Google is launching yet another large language model (LLM) with the purpose of helping people organize their messy Google Docs accounts.
Say you’re a college student who typed in a series of notes into a Google Docs file for class, but you didn’t put a lot of thought into the page’s structure. It’s all one big mess of randomly organized ideas. Now, you can ask the new NotebookLM tool to generate a short summary to read so you have a better idea of what you wrote. The original file will still be there for reference. It’s not going anywhere. The generative AI will even throw in some “key topics and questions” based on the summarized information to help users gain “a better understanding of the material.” What’s more, you are not limited to a single document. Notebook LM is able to pull from multiple sources for its content.
Directing the AI
Like Bard, Google’s other generative AI, you can ask NotebookLM questions to better direct its response if you want to know something in particular. In an example given, a student can upload an “article about neuroscience” and then tell the AI to construct a list of “key terms related to dopamine” from that particular piece.
NotebookLM isn’t only for summarizing your school notes. It can, according to Google, generate ideas, too. Google states a content creator can give the LLM their idea for a new video and then instruct it to write up a rough draft for a script or help a businessperson come up with questions to ask at an investors’ meeting.

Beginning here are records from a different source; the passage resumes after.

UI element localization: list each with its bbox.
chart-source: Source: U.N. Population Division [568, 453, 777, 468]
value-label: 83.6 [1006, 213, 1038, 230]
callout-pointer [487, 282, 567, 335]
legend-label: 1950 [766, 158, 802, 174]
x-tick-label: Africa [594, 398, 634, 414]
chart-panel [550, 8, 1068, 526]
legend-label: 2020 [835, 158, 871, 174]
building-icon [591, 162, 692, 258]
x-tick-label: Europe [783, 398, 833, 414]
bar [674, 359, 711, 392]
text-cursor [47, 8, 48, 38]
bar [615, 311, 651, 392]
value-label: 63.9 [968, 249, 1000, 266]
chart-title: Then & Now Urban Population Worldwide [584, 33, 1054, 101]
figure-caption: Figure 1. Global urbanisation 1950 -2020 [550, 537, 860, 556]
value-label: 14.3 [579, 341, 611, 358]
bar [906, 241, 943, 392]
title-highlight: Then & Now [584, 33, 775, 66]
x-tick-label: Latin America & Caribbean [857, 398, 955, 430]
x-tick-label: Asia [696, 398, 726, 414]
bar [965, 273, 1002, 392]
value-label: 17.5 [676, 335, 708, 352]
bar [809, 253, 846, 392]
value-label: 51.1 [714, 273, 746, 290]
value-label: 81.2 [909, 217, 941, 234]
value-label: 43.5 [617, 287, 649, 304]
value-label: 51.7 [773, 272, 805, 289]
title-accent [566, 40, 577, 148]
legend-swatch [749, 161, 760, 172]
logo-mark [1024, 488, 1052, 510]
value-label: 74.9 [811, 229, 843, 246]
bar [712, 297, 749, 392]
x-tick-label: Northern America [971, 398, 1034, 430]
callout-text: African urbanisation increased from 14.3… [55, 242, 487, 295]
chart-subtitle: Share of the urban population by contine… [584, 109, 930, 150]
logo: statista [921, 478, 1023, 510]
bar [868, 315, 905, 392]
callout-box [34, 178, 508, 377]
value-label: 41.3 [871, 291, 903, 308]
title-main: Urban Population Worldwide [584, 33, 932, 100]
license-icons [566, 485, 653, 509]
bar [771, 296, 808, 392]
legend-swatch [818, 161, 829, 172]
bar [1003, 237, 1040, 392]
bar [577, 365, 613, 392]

As helpful as it may sound, there is one major problem. Believe it or not, NotebookLM can still hallucinate. Even though the main source is your own personal Google Docs account, there’s still the possibility it could create false information. The company recommends double-checking the generated responses “against your original source material” just to be safe. If the AI is grabbing from multiple sources, Google states each response will have citations so you’ll know exactly where everything is coming from.
NotebookLM is currently seeing a limited release as it is still experimental technology. If you want to try it out yourself, head on over to the Google Labs website and sign up for the waitlist. Once a spot opens up, Google will shoot over an email letting you know. The company is asking the lucky few who gain access to please provide feedback so it can improve the AI.
NotebookLM actually made its world debut during Google I/O 2023 when it was originally known as Project Tailwind. The event saw the tech giant tease a lot of upcoming devices and software; most of which have been released with a few stragglers remaining. Universal Translator, for example, is still missing in action. If you don’t recall, it’s an “AI video dubbing service” that has the ability to translate speech in real-time. There also isn’t a lot of information out there regarding the Sidekick panel, a Google Docs feature that can create text prompts while writing.
We asked Google if it could provide any insight on the missing I/O 2023 tech plus when it will release the final version of NotebookLM. This story will be updated at a later time.